Two score and 3 years ago (hmm, that would be 43), I graduated from my pre-licensure associate degree nursing program. I was 20-years-old and full of excitement about starting my career. Now, looking in the rear-view mirror at the other end of my nursing journey, I can say that while I am older, wider, wiser and experienced, it has been the correct path.
At age 20, I wanted to join the pediatric nursing staff. However, I was placed on a 50-bed, primarily male and geriatric unit because, as the director of nursing stated, “How would I justify the presence of a male nurse to the parents of young females?”
Of course, in my naiveté I responded that she could respond the same way she would to explain female nurses for young male patients. It wasn’t accepted. A bit earlier, I remember being called aside by my orthopedic nursing instructor and told apologetically that I was not welcome in the nurses’ lounge according to the Head Nurse. I was to use the orderly lounge two floors down in the hospital.
If only I were as savvy then as I am today about sexism and discrimination!
Of course, the other side of the coin was always this question from patients: “Are you my doctor?”
When I responded that I was the RN, the next question(s) invariably were, “When are you starting medical school?” or “Weren’t you smart enough to go to medical school?” Of course, there were also the frequent under the breath, but loud enough for me to hear, comments as I left some of the men’s rooms —“queer,” “faggot.”
I would never have envisioned that 43 years later I would have been an advanced practice nurse (NP certificate in 1979), an occupational health nurse, clinical nurse specialist, nurse educator for more than 30 years, nurse manager, director and associate vice president and served patients in areas of chronic, catastrophic illness (e.g. cancer, AIDS), addictions, general nursing and mental health. I also have my own practice that focuses on psychotherapy, medication management, counseling and educational programs.

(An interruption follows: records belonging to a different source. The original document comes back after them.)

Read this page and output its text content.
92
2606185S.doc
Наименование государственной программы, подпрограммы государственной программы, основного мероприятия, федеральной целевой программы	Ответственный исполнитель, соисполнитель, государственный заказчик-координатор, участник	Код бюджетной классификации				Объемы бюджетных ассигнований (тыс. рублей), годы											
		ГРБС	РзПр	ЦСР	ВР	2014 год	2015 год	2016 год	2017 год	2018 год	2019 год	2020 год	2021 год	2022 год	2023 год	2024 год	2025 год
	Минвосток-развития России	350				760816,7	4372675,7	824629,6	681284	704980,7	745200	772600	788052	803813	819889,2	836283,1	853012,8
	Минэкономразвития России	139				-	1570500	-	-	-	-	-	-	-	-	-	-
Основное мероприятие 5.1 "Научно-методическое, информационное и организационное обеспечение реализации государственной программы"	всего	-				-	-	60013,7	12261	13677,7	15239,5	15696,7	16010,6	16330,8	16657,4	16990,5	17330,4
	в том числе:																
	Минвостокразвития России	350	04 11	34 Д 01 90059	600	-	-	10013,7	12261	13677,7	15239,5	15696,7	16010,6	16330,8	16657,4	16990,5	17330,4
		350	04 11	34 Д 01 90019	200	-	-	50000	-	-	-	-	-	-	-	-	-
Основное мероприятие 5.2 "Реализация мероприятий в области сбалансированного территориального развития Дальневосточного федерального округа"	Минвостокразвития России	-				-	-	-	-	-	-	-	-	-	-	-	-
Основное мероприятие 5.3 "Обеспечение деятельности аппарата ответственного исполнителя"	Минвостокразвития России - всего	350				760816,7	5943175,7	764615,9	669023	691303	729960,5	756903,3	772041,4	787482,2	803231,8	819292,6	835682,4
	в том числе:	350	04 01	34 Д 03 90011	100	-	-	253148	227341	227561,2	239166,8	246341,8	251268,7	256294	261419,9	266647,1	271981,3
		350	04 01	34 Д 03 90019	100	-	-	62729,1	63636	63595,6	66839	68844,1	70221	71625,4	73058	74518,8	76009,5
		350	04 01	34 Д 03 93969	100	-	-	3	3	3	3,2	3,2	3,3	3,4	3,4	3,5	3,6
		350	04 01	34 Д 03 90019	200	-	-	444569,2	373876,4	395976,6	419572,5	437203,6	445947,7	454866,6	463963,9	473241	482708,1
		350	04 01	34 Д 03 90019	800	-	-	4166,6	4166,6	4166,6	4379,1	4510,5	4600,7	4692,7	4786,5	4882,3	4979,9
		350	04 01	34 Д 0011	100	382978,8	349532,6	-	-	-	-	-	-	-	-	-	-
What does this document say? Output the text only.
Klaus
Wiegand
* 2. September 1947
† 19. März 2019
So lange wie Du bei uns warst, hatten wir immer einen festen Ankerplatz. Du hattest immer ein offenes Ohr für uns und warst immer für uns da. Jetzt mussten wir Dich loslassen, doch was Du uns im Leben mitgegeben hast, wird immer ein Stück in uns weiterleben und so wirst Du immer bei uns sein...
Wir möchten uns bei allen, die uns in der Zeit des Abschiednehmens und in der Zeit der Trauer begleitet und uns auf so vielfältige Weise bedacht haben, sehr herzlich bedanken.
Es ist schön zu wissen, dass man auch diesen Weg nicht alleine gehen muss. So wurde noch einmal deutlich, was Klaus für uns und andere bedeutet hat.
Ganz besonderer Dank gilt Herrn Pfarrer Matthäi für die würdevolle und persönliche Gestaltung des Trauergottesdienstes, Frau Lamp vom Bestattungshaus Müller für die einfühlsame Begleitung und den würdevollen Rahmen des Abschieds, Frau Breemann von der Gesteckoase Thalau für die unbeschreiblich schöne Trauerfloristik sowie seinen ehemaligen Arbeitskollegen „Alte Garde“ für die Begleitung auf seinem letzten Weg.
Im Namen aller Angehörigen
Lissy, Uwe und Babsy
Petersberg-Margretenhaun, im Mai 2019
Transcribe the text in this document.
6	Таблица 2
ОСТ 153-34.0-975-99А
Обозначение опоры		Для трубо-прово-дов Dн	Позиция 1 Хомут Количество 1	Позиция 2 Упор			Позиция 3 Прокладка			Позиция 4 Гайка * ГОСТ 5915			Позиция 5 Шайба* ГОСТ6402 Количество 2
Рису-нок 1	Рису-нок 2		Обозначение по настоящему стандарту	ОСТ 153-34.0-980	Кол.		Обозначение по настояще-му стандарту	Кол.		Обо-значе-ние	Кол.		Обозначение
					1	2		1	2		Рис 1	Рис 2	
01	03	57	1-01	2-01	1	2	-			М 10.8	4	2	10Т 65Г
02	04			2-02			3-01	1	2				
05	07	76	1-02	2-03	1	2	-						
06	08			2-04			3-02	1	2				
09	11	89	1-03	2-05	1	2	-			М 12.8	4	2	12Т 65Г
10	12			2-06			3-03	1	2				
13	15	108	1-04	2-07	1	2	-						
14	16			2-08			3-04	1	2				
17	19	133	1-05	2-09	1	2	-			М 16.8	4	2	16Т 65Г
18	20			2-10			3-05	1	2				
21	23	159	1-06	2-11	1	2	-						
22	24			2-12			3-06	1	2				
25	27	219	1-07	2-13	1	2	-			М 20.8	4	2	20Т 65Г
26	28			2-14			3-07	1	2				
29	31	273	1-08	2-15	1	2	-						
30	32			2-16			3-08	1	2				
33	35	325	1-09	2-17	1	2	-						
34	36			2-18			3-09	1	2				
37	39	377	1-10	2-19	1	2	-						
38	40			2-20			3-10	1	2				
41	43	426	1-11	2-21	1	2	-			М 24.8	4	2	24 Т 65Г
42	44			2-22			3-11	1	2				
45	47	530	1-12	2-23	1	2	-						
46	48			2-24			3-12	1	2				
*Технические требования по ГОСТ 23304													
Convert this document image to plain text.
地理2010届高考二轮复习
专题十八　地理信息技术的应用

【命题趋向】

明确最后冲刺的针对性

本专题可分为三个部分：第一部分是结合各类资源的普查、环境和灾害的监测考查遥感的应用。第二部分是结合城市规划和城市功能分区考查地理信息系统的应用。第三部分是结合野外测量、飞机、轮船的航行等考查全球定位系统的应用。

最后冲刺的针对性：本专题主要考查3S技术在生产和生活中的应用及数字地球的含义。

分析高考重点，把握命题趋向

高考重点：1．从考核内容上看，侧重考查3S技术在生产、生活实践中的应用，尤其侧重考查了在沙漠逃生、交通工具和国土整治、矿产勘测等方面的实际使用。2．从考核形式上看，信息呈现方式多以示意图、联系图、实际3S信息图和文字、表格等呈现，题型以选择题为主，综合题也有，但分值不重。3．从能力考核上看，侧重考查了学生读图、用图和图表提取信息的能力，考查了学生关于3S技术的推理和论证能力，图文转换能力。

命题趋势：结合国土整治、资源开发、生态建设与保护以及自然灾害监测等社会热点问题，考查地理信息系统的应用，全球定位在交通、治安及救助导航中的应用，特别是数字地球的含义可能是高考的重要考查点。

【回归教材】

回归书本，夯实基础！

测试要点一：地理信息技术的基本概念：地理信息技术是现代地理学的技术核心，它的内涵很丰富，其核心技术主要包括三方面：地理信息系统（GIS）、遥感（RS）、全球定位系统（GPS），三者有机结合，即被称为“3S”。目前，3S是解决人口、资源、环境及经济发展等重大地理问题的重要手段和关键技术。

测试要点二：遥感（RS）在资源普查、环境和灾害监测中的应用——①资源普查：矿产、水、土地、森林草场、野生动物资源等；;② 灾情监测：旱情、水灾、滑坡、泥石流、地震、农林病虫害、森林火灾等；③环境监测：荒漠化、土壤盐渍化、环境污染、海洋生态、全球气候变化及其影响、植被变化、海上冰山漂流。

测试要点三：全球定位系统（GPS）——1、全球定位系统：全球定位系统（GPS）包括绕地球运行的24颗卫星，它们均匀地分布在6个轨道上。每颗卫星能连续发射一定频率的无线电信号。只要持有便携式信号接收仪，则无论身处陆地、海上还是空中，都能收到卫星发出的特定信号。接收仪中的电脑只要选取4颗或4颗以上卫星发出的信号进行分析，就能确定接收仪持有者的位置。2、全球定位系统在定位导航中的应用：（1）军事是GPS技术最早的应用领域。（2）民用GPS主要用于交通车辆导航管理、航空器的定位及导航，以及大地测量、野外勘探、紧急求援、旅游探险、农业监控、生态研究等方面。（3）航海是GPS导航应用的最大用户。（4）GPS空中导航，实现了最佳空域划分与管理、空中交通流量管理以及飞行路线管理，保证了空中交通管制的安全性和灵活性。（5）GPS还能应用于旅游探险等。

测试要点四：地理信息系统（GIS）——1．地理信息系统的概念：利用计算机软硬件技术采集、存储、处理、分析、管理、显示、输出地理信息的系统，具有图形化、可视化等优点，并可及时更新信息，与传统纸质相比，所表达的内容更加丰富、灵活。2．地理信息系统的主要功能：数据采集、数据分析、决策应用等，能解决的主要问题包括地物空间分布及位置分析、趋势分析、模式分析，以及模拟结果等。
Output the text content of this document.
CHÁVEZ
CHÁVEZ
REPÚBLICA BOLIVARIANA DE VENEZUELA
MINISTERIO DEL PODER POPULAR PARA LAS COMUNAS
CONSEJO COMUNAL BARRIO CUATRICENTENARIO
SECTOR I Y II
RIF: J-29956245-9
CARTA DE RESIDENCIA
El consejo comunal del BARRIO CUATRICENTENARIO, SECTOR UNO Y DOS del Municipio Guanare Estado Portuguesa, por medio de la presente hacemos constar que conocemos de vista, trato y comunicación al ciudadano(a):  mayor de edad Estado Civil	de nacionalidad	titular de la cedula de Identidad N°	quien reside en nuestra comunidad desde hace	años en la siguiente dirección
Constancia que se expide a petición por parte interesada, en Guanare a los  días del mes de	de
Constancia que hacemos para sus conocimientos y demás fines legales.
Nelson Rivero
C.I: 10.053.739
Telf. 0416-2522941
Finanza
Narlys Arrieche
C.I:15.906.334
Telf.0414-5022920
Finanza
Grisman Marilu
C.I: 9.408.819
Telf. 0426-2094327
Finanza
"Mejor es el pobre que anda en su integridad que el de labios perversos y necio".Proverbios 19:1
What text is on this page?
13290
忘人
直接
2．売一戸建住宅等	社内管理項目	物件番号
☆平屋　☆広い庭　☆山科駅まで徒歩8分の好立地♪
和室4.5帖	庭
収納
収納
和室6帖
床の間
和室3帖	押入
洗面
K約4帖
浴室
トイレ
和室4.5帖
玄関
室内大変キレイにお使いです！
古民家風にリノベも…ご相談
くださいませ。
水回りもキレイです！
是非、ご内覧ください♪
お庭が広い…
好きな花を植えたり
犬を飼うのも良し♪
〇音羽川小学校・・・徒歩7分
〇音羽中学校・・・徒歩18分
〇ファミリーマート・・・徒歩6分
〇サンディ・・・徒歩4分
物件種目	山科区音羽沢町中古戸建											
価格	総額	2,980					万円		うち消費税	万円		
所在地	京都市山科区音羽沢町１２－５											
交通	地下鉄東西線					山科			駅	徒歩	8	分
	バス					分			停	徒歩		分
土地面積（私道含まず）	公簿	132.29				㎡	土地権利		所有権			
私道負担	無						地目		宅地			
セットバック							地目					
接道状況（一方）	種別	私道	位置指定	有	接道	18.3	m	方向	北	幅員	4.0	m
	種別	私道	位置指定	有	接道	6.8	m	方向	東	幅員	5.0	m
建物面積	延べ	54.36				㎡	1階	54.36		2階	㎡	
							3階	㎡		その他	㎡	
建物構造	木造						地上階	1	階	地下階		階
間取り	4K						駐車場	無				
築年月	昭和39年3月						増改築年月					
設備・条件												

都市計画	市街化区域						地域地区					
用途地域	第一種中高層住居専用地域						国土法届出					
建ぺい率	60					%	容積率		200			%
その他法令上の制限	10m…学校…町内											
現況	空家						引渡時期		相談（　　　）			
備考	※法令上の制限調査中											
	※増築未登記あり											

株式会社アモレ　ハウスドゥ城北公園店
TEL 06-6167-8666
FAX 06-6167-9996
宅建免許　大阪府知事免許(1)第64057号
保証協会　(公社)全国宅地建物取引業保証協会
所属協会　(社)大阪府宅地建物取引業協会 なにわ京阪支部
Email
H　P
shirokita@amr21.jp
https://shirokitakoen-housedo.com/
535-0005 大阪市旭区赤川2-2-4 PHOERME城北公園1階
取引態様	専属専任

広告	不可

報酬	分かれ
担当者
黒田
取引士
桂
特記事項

Nor would I have envisioned being founding president of the Academy of Doctors of Nursing Practice in New Jersey, a member of the Hudson County Mental Health Board and an NJ Disaster Response Crisis Counselor, sitting on a national nursing specialty organization board and now serving as the president of a state nursing association under the American Nurses Association.
Nursing today is quite different from my initial years, and our profession has definitely become more inclusive and welcoming. As an educator, mentor and president of the New Jersey State Nurses Association, I plan to keep raising awareness and pushing the boundaries.
It has been some journey so far, and I can’t wait to see what the next chapter brings. I look forward to sharing it with you.